Seiven révolutionne l’usage de l’IA avec une charte pionnière
L’intelligence artificielle s’est imposée dans le quotidien des entreprises à une vitesse fulgurante. Pourtant, son déploiement soulève de nombreuses questions éthiques, juridiques et sécuritaires. Face à ces enjeux, certaines organisations prennent les devants en établissant des garde-fous pour encadrer cette révolution technologique.
C’est le cas de Seiven, qui a franchi un cap décisif en formalisant une charte dédiée à l’utilisation de l’IA. Une démarche pionnière qui pourrait bien inspirer d’autres structures confrontées aux mêmes défis.
Du laisser-faire à la nécessité d’un cadre structuré
Au départ, l’approche adoptée par l’entreprise était volontairement permissive. L’idée : encourager la créativité et la performance en laissant les collaborateurs expérimenter librement les outils d’intelligence artificielle.
Mais Alexis Jubert, fondateur de Seiven et ingénieur formé à l’Ecam Lyon avec 20 ans d’expérience professionnelle, a rapidement observé les limites de cette liberté totale. Des pratiques non encadrées ont émergé, exposant la société à des risques majeurs.
Parmi ces dangers : la non-conformité au RGPD et des failles potentielles en matière de cybersécurité. Une situation qui appelait une réaction rapide et structurée.
Les risques identifiés au cœur de la réflexion
Le principal écueil concerne la divulgation involontaire d’informations sensibles. En utilisant des plateformes externes non sécurisées, les collaborateurs peuvent, sans le vouloir, exposer des données confidentielles.
Cette prise de conscience a conduit l’entreprise à privilégier une plateforme IA interne sécurisée, entièrement contrôlée par la structure. Un rempart essentiel contre les fuites de données.
Une charte intégrée au règlement intérieur
La solution retenue par Seiven repose sur la formalisation d’un document clair et opérationnel. Cette charte IA a été directement intégrée au règlement intérieur, après validation du CSE.

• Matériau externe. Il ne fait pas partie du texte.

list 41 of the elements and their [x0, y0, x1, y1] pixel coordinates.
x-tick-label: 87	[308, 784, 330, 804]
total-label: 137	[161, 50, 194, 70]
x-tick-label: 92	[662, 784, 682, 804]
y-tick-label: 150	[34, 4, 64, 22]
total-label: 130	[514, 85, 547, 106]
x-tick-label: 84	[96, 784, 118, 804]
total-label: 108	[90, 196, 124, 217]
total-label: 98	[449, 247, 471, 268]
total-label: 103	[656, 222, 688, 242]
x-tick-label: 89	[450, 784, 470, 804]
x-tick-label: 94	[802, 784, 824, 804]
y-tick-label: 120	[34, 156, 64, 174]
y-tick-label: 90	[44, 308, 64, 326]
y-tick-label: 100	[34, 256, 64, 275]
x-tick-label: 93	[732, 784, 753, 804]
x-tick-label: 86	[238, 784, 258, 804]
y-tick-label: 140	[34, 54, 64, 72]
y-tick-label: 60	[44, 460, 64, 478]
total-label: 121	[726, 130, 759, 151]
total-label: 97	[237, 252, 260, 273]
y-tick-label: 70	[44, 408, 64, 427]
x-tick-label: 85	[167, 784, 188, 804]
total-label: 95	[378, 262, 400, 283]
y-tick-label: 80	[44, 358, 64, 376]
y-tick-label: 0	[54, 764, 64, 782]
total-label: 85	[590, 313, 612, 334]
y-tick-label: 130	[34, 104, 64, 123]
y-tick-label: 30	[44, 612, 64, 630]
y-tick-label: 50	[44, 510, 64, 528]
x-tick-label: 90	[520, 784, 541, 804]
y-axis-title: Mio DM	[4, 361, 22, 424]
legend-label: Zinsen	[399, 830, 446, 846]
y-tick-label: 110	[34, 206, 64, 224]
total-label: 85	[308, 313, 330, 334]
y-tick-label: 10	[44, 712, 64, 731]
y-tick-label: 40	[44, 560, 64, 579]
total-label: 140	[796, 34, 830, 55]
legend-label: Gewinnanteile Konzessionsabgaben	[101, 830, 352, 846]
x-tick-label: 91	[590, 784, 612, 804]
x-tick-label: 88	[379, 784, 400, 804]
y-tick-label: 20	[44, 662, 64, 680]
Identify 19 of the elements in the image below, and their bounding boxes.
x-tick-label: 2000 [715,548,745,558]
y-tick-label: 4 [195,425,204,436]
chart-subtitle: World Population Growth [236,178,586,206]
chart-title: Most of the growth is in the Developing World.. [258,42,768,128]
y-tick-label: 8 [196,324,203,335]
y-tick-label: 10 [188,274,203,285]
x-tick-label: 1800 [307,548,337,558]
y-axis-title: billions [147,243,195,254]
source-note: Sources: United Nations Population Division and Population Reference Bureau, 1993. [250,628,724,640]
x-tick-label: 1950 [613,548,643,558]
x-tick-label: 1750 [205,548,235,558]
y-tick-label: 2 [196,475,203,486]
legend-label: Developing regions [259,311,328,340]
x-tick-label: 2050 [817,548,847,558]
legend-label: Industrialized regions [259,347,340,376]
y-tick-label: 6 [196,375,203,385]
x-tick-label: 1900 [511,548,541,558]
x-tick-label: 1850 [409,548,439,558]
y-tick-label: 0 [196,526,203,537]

L’objectif affiché : réconcilier innovation et maîtrise des risques, tout en créant de la valeur pour l’entreprise. Un équilibre délicat mais nécessaire dans un environnement technologique en constante mutation.
Des valeurs fortes pour un outil pragmatique
Le document se veut simple, lisible et directement applicable. Il s’appuie sur des principes clés : confiance, autonomie et professionnalisme.
Loin d’être perçu comme un frein, cet outil vise à devenir un catalyseur d’innovation et de sécurité. Il définit précisément le périmètre d’utilisation autorisé de l’IA au sein de la structure.
Une mise en œuvre en quatre étapes
L’instauration de cette charte n’a pas été improvisée. Elle a suivi quatre étapes méthodiques, pensées pour garantir son acceptation et son efficacité.
Cette approche progressive a permis d’impliquer les équipes dès l’origine du projet, favorisant ainsi l’adhésion collective.
Des retours encourageants sur le terrain
Les réactions des collaborateurs se révèlent positives. Beaucoup considèrent cette charte comme un standard nécessaire pour travailler sereinement avec les outils d’intelligence artificielle.
Elle rassure les équipes tout en stimulant leur capacité d’innovation. Un double bénéfice qui pourrait inspirer d’autres entreprises confrontées aux mêmes problématiques.
Vers une généralisation du modèle ?
L’initiative de Seiven pourrait bien préfigurer une tendance plus large. L’intégration d’une telle charte comme standard potentiel dans les entreprises répond à une attente croissante des organisations.
Entre création de valeur et réduction des risques, le cadre posé par cette démarche dessine les contours d’une utilisation responsable de l’IA en milieu professionnel.